Quando si parla dei limiti di distanza tra i fabbricati bisogna fare attenzione alla giurisprudenza. Vediamo, ad esempio, il caso della finestra con le grate.
Secondo quanto stabilito dalla sentenza 1168/19 della seconda sezione del Tar Lombardia, la finestra con le grate di ferro costituisce una semplice luce e non una vera e propria veduta. Si tratta infatti di un’apertura praticata solo per dare aria e luminosità ai locali e posta a un’altezza tale dal pavimento che non consente di affacciarsi sulla proprietà del vicino. Di conseguenza, non si applicano le norme di cui all’articolo 8 del decreto ministeriale 1444/68: la distanza minima di dieci metri fra gli edifici vale soltanto per le pareti finestrate.
Il Tar Lombardia si è espresso accogliendo il ricorso e annullando lo stop al permesso di costruire deciso dal comune. Non c’è dubbio che sia legittimato a farlo anche il figlio del proprietario dell’immobile, che ne è usufruttuario, perché l’atto incide direttamente sul diritto reale di cui è titolare. Trova ingresso in particolare il secondo motivo di censura, secondo cui le aperture incriminate possono essere considerate non vedute in base all’articolo 900 c.c. ma mere luci di cui all’articolo 902 cc: consentono sì di vedere e guardare frontalmente (la cosiddetta inspectio), ma non anche di affacciarsi, vale a dire di guardare non solo di fronte, ma anche obliquamente e di lato (prospectio), in modo da assoggettare il fondo vicino altrui a una visione mobile e globale.
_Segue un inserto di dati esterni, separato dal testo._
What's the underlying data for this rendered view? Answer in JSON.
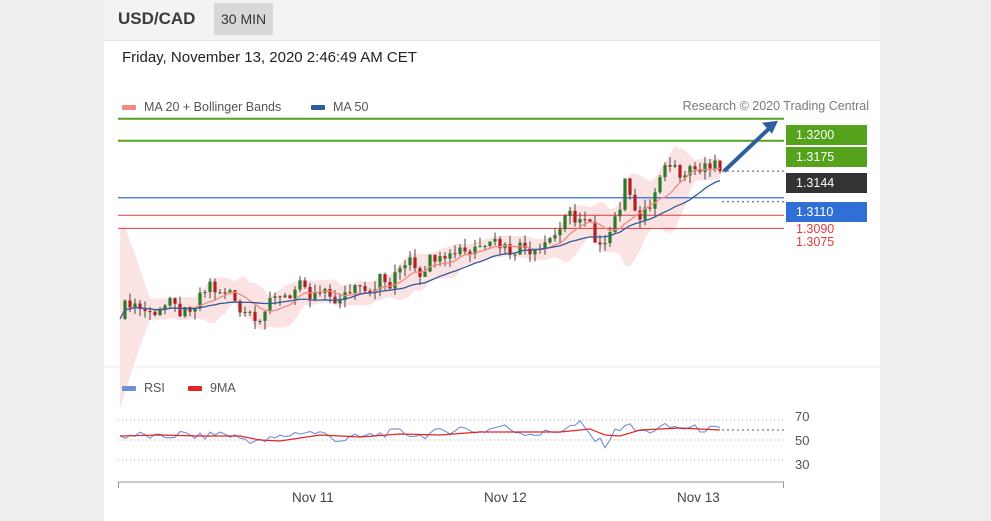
{
  "header": {
    "pair": "USD/CAD",
    "timeframe": "30 MIN"
  },
  "date": "Friday, November 13, 2020 2:46:49 AM CET",
  "credit": "Research © 2020 Trading Central",
  "legend": {
    "ma20": {
      "label": "MA 20 + Bollinger Bands",
      "color": "#f08a82"
    },
    "ma50": {
      "label": "MA 50",
      "color": "#2f5b9a"
    }
  },
  "rsi_legend": {
    "rsi": {
      "label": "RSI",
      "color": "#6f8fd6"
    },
    "ma9": {
      "label": "9MA",
      "color": "#e02525"
    }
  },
  "levels": {
    "r2": {
      "value": "1.3200",
      "color": "#55a31c"
    },
    "r1": {
      "value": "1.3175",
      "color": "#55a31c"
    },
    "last": {
      "value": "1.3144",
      "color": "#333333"
    },
    "pivot": {
      "value": "1.3110",
      "color": "#2f6fd6"
    },
    "s1": {
      "value": "1.3090",
      "color": "#e23b3b"
    },
    "s2": {
      "value": "1.3075",
      "color": "#e23b3b"
    }
  },
  "rsi_axis": [
    "70",
    "50",
    "30"
  ],
  "x_labels": [
    "Nov 11",
    "Nov 12",
    "Nov 13"
  ],
  "chart_data": {
    "type": "line",
    "title": "USD/CAD",
    "x": [
      "Nov 11",
      "Nov 12",
      "Nov 13"
    ],
    "series": [
      {
        "name": "MA 20 + Bollinger Bands",
        "values": [
          1.2985,
          1.3035,
          1.3125
        ]
      },
      {
        "name": "MA 50",
        "values": [
          1.2975,
          1.303,
          1.3105
        ]
      }
    ],
    "price_path": [
      [
        0,
        1.298
      ],
      [
        10,
        1.2992
      ],
      [
        20,
        1.2985
      ],
      [
        30,
        1.2978
      ],
      [
        40,
        1.2985
      ],
      [
        50,
        1.2988
      ],
      [
        60,
        1.298
      ],
      [
        70,
        1.2975
      ],
      [
        80,
        1.2995
      ],
      [
        90,
        1.3012
      ],
      [
        100,
        1.2998
      ],
      [
        110,
        1.3002
      ],
      [
        120,
        1.2985
      ],
      [
        130,
        1.298
      ],
      [
        140,
        1.2975
      ],
      [
        150,
        1.2988
      ],
      [
        160,
        1.3
      ],
      [
        170,
        1.3
      ],
      [
        180,
        1.3008
      ],
      [
        190,
        1.2995
      ],
      [
        200,
        1.3
      ],
      [
        210,
        1.2998
      ],
      [
        220,
        1.299
      ],
      [
        230,
        1.3005
      ],
      [
        240,
        1.3015
      ],
      [
        250,
        1.3005
      ],
      [
        260,
        1.3018
      ],
      [
        270,
        1.3008
      ],
      [
        280,
        1.303
      ],
      [
        290,
        1.3045
      ],
      [
        300,
        1.3025
      ],
      [
        310,
        1.304
      ],
      [
        320,
        1.305
      ],
      [
        330,
        1.3045
      ],
      [
        340,
        1.3055
      ],
      [
        350,
        1.3048
      ],
      [
        360,
        1.306
      ],
      [
        370,
        1.3065
      ],
      [
        380,
        1.3058
      ],
      [
        390,
        1.305
      ],
      [
        400,
        1.3055
      ],
      [
        410,
        1.3052
      ],
      [
        420,
        1.3058
      ],
      [
        430,
        1.3064
      ],
      [
        440,
        1.3075
      ],
      [
        450,
        1.309
      ],
      [
        460,
        1.3085
      ],
      [
        470,
        1.3078
      ],
      [
        475,
        1.3055
      ],
      [
        480,
        1.305
      ],
      [
        490,
        1.3078
      ],
      [
        500,
        1.31
      ],
      [
        507,
        1.3135
      ],
      [
        512,
        1.311
      ],
      [
        520,
        1.3085
      ],
      [
        530,
        1.31
      ],
      [
        540,
        1.313
      ],
      [
        550,
        1.315
      ],
      [
        560,
        1.314
      ],
      [
        570,
        1.3146
      ],
      [
        580,
        1.314
      ],
      [
        590,
        1.3145
      ],
      [
        600,
        1.3144
      ]
    ],
    "forecast_target": 1.32,
    "rsi_path": [
      [
        0,
        54
      ],
      [
        20,
        55
      ],
      [
        40,
        52
      ],
      [
        60,
        56
      ],
      [
        80,
        53
      ],
      [
        100,
        57
      ],
      [
        120,
        52
      ],
      [
        140,
        48
      ],
      [
        160,
        53
      ],
      [
        180,
        58
      ],
      [
        200,
        57
      ],
      [
        220,
        50
      ],
      [
        240,
        53
      ],
      [
        260,
        56
      ],
      [
        280,
        58
      ],
      [
        300,
        54
      ],
      [
        320,
        58
      ],
      [
        340,
        62
      ],
      [
        360,
        58
      ],
      [
        380,
        64
      ],
      [
        400,
        58
      ],
      [
        420,
        56
      ],
      [
        440,
        60
      ],
      [
        460,
        66
      ],
      [
        475,
        50
      ],
      [
        485,
        46
      ],
      [
        495,
        58
      ],
      [
        505,
        66
      ],
      [
        515,
        60
      ],
      [
        525,
        58
      ],
      [
        545,
        63
      ],
      [
        565,
        62
      ],
      [
        585,
        61
      ],
      [
        600,
        60
      ]
    ],
    "ma9_path": [
      [
        0,
        54
      ],
      [
        40,
        55
      ],
      [
        80,
        54
      ],
      [
        120,
        54
      ],
      [
        140,
        50
      ],
      [
        160,
        49
      ],
      [
        200,
        55
      ],
      [
        240,
        53
      ],
      [
        280,
        56
      ],
      [
        320,
        55
      ],
      [
        360,
        58
      ],
      [
        400,
        58
      ],
      [
        440,
        58
      ],
      [
        470,
        61
      ],
      [
        485,
        55
      ],
      [
        500,
        54
      ],
      [
        520,
        60
      ],
      [
        560,
        62
      ],
      [
        600,
        60
      ]
    ],
    "ylim": [
      1.2925,
      1.321
    ],
    "rsi_ylim": [
      20,
      80
    ],
    "grid": false,
    "legend": "top-left"
  }
}
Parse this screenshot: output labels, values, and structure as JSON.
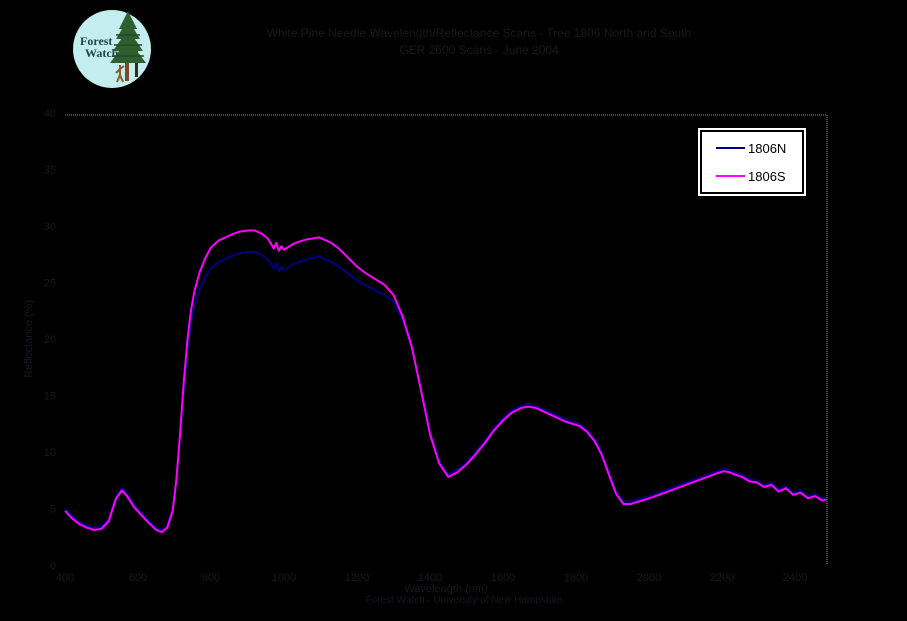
{
  "header": {
    "title_line1": "White Pine Needle Wavelength/Reflectance Scans - Tree 1806 North and South",
    "title_line2": "GER 2600 Scans - June 2004",
    "logo": {
      "line1": "Forest",
      "line2": "Watch"
    }
  },
  "legend": {
    "items": [
      {
        "label": "1806N",
        "color": "#000080"
      },
      {
        "label": "1806S",
        "color": "#ff00ff"
      }
    ]
  },
  "footer": {
    "credit": "Forest Watch - University of New Hampshire"
  },
  "colors": {
    "background": "#000000",
    "plot_border": "#9a9a9a",
    "axis_text": "#191920",
    "series_north": "#000080",
    "series_south": "#ff00ff",
    "legend_bg": "#ffffff",
    "logo_circle": "#c4edef",
    "logo_tree": "#2f5e2f",
    "logo_trunk": "#7a4a26",
    "logo_text": "#174a42"
  },
  "chart_data": {
    "type": "line",
    "title": "White Pine Needle Wavelength/Reflectance Scans - Tree 1806 North and South",
    "subtitle": "GER 2600 Scans - June 2004",
    "xlabel": "Wavelength (nm)",
    "ylabel": "Reflectance (%)",
    "xlim": [
      400,
      2500
    ],
    "ylim": [
      0,
      40
    ],
    "x_ticks": [
      400,
      600,
      800,
      1000,
      1200,
      1400,
      1600,
      1800,
      2000,
      2200,
      2400
    ],
    "y_ticks": [
      0,
      5,
      10,
      15,
      20,
      25,
      30,
      35,
      40
    ],
    "grid": false,
    "legend_position": "top-right",
    "x": [
      400,
      420,
      440,
      460,
      480,
      500,
      520,
      540,
      556,
      570,
      590,
      610,
      630,
      650,
      665,
      680,
      695,
      705,
      715,
      725,
      735,
      745,
      755,
      770,
      785,
      800,
      820,
      840,
      860,
      880,
      900,
      920,
      940,
      955,
      965,
      972,
      979,
      986,
      993,
      1000,
      1010,
      1025,
      1040,
      1060,
      1080,
      1095,
      1110,
      1130,
      1150,
      1175,
      1200,
      1225,
      1250,
      1275,
      1300,
      1325,
      1350,
      1375,
      1400,
      1425,
      1450,
      1475,
      1500,
      1525,
      1550,
      1575,
      1600,
      1625,
      1650,
      1670,
      1690,
      1710,
      1730,
      1750,
      1770,
      1790,
      1810,
      1830,
      1850,
      1870,
      1890,
      1910,
      1930,
      1950,
      1970,
      1990,
      2010,
      2035,
      2060,
      2085,
      2110,
      2135,
      2160,
      2185,
      2205,
      2220,
      2235,
      2255,
      2275,
      2295,
      2315,
      2335,
      2355,
      2375,
      2395,
      2415,
      2435,
      2455,
      2475,
      2485
    ],
    "series": [
      {
        "name": "1806N",
        "color": "#000080",
        "values": [
          5.0,
          4.3,
          3.8,
          3.5,
          3.3,
          3.4,
          4.1,
          6.1,
          6.8,
          6.3,
          5.3,
          4.6,
          3.9,
          3.3,
          3.1,
          3.5,
          4.9,
          7.4,
          11.2,
          15.4,
          19.0,
          21.4,
          23.0,
          24.5,
          25.5,
          26.3,
          26.8,
          27.1,
          27.4,
          27.6,
          27.7,
          27.7,
          27.4,
          27.0,
          26.6,
          26.2,
          26.7,
          26.0,
          26.4,
          26.1,
          26.3,
          26.6,
          26.8,
          27.0,
          27.2,
          27.3,
          27.1,
          26.8,
          26.4,
          25.8,
          25.2,
          24.7,
          24.3,
          23.9,
          23.3,
          21.7,
          19.2,
          15.6,
          11.8,
          9.2,
          8.0,
          8.4,
          9.1,
          10.0,
          11.0,
          12.1,
          13.0,
          13.7,
          14.1,
          14.2,
          14.1,
          13.8,
          13.5,
          13.2,
          12.9,
          12.7,
          12.5,
          12.0,
          11.2,
          10.0,
          8.2,
          6.5,
          5.6,
          5.6,
          5.8,
          6.0,
          6.2,
          6.5,
          6.8,
          7.1,
          7.4,
          7.7,
          8.0,
          8.3,
          8.5,
          8.4,
          8.2,
          8.0,
          7.6,
          7.5,
          7.1,
          7.3,
          6.7,
          7.0,
          6.4,
          6.6,
          6.1,
          6.3,
          5.9,
          6.0
        ]
      },
      {
        "name": "1806S",
        "color": "#ff00ff",
        "values": [
          4.8,
          4.1,
          3.6,
          3.3,
          3.1,
          3.2,
          3.9,
          5.9,
          6.6,
          6.1,
          5.1,
          4.4,
          3.7,
          3.1,
          2.9,
          3.3,
          4.8,
          7.5,
          11.5,
          16.0,
          19.8,
          22.5,
          24.3,
          26.0,
          27.2,
          28.1,
          28.7,
          29.0,
          29.3,
          29.5,
          29.6,
          29.6,
          29.3,
          28.9,
          28.4,
          28.0,
          28.5,
          27.8,
          28.2,
          27.9,
          28.1,
          28.4,
          28.6,
          28.8,
          28.9,
          29.0,
          28.8,
          28.5,
          28.0,
          27.2,
          26.4,
          25.8,
          25.3,
          24.8,
          23.9,
          22.0,
          19.3,
          15.5,
          11.6,
          9.0,
          7.8,
          8.2,
          8.9,
          9.8,
          10.8,
          11.9,
          12.8,
          13.5,
          13.9,
          14.0,
          13.9,
          13.6,
          13.3,
          13.0,
          12.7,
          12.5,
          12.3,
          11.8,
          11.0,
          9.8,
          8.0,
          6.3,
          5.4,
          5.4,
          5.6,
          5.8,
          6.0,
          6.3,
          6.6,
          6.9,
          7.2,
          7.5,
          7.8,
          8.1,
          8.3,
          8.2,
          8.0,
          7.8,
          7.4,
          7.3,
          6.9,
          7.1,
          6.5,
          6.8,
          6.2,
          6.4,
          5.9,
          6.1,
          5.7,
          5.8
        ]
      }
    ]
  }
}
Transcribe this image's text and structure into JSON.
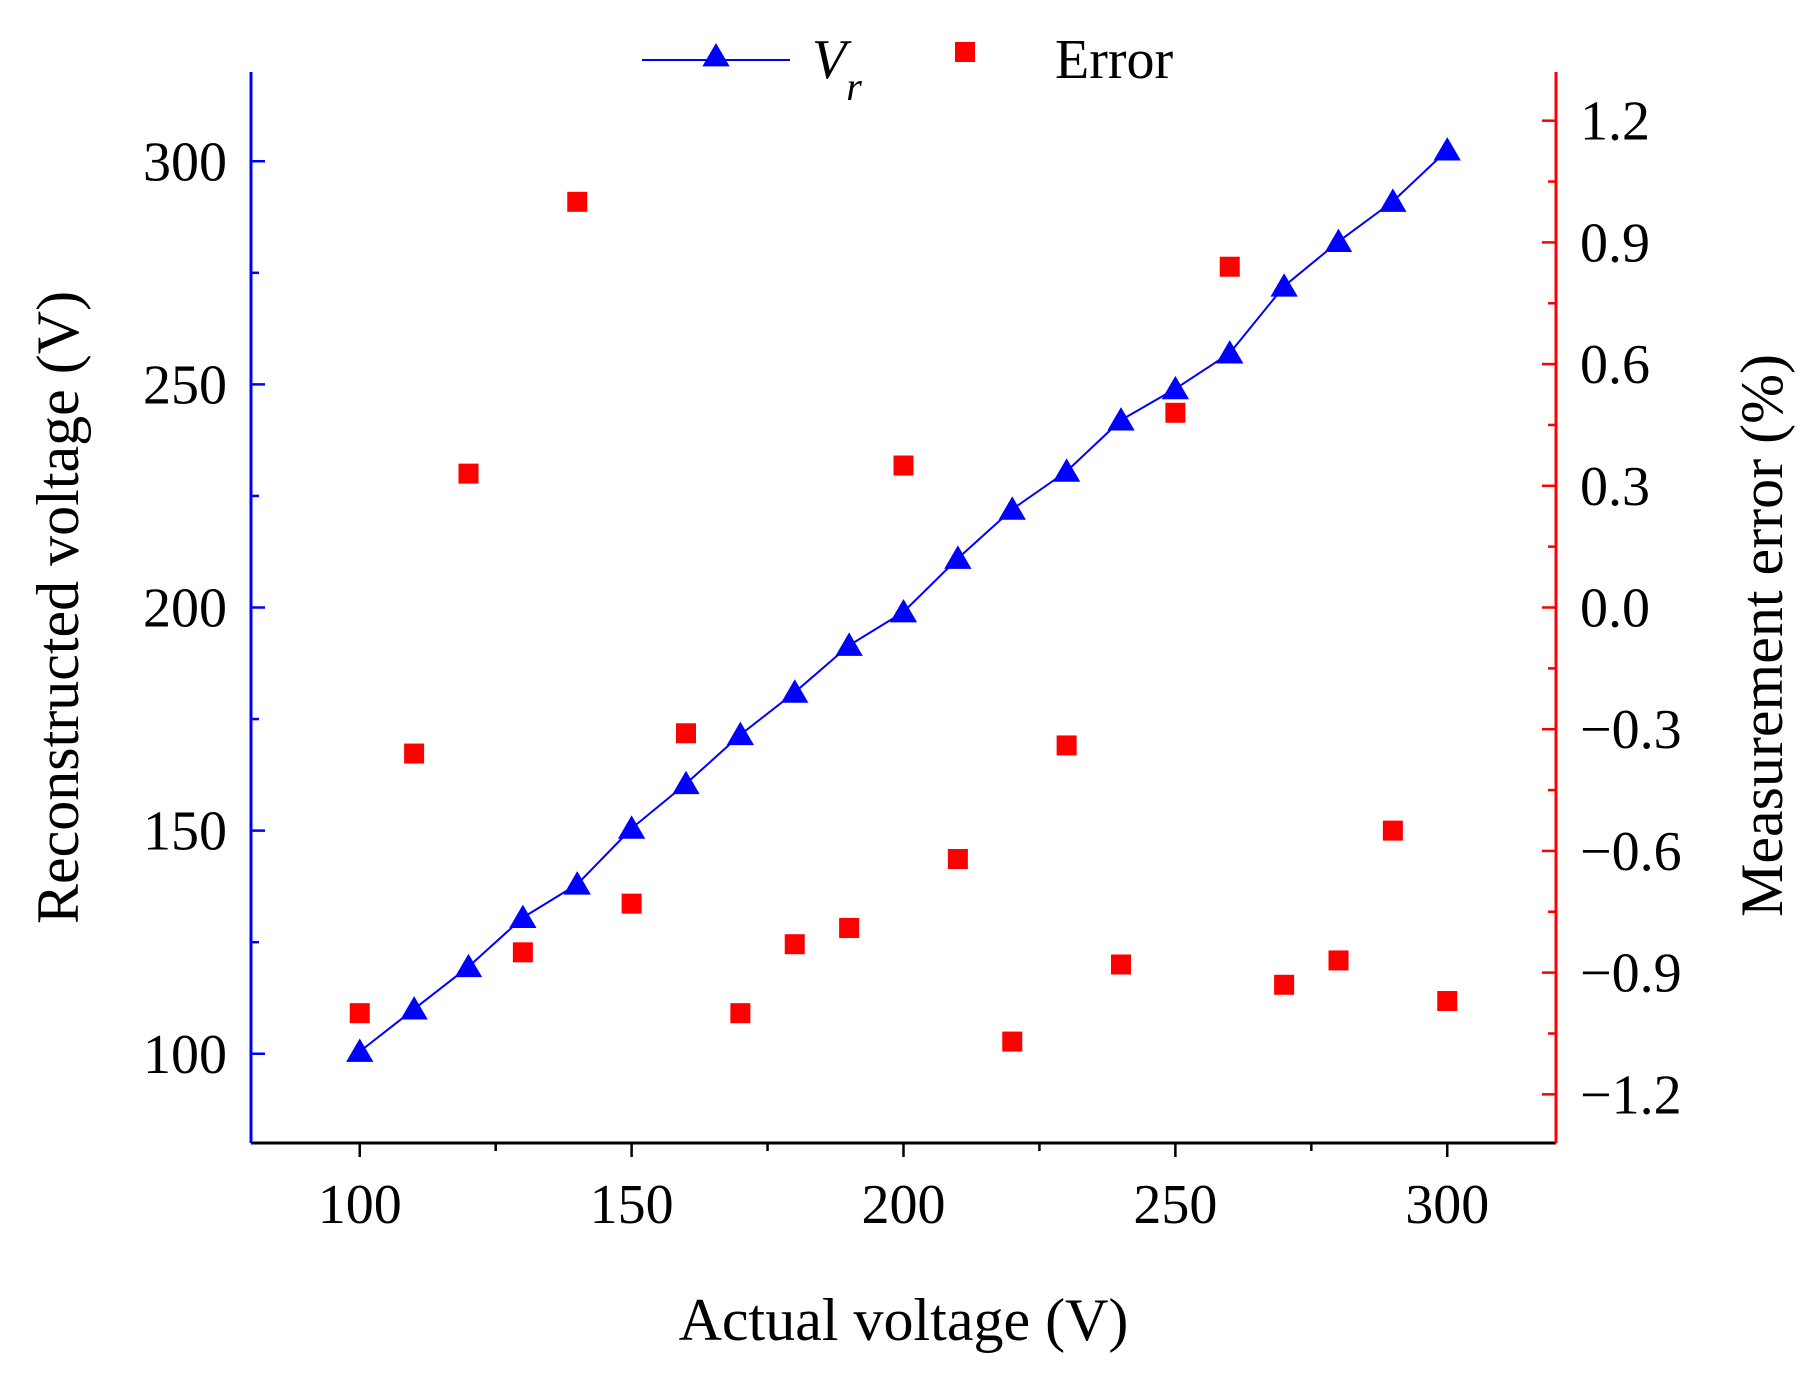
{
  "chart_data": {
    "type": "line+scatter",
    "dual_axis": true,
    "x": [
      100,
      110,
      120,
      130,
      140,
      150,
      160,
      170,
      180,
      190,
      200,
      210,
      220,
      230,
      240,
      250,
      260,
      270,
      280,
      290,
      300
    ],
    "series": [
      {
        "name": "V",
        "name_subscript": "r",
        "axis": "left",
        "style": "line-with-triangle-markers",
        "color": "#0000ff",
        "values": [
          100.5,
          110,
          119.5,
          130.5,
          138,
          150.5,
          160.5,
          171.5,
          181,
          191.5,
          199,
          211,
          222,
          230.5,
          242,
          249,
          257,
          272,
          282,
          291,
          302.5
        ]
      },
      {
        "name": "Error",
        "axis": "right",
        "style": "square-markers",
        "color": "#ff0000",
        "values": [
          -1.0,
          -0.36,
          0.33,
          -0.85,
          1.0,
          -0.73,
          -0.31,
          -1.0,
          -0.83,
          -0.79,
          0.35,
          -0.62,
          -1.07,
          -0.34,
          -0.88,
          0.48,
          0.84,
          -0.93,
          -0.87,
          -0.55,
          -0.97
        ]
      }
    ],
    "xlabel": "Actual voltage (V)",
    "ylabel": "Reconstructed voltage (V)",
    "y2label": "Measurement error (%)",
    "xlim": [
      80,
      320
    ],
    "ylim": [
      80,
      320
    ],
    "y2lim": [
      -1.32,
      1.32
    ],
    "xticks": [
      100,
      150,
      200,
      250,
      300
    ],
    "yticks": [
      100,
      150,
      200,
      250,
      300
    ],
    "y2ticks": [
      -1.2,
      -0.9,
      -0.6,
      -0.3,
      0.0,
      0.3,
      0.6,
      0.9,
      1.2
    ],
    "y2tick_labels": [
      "−1.2",
      "−0.9",
      "−0.6",
      "−0.3",
      "0.0",
      "0.3",
      "0.6",
      "0.9",
      "1.2"
    ],
    "legend_position": "top-center",
    "grid": false
  }
}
Nel caso specifico, le strutture individuate durante il sopralluogo nei locali sono “finestrature con interposte parti apribili ed entrambe munite di grate in ferro”. Ma non consentono di affacciarsi, tanto che per poter guardare fuori servirebbe una scala o almeno uno sgabello. E d’altronde i tecnici del comune non prendono posizione sulla natura delle aperture durante l’ispezione.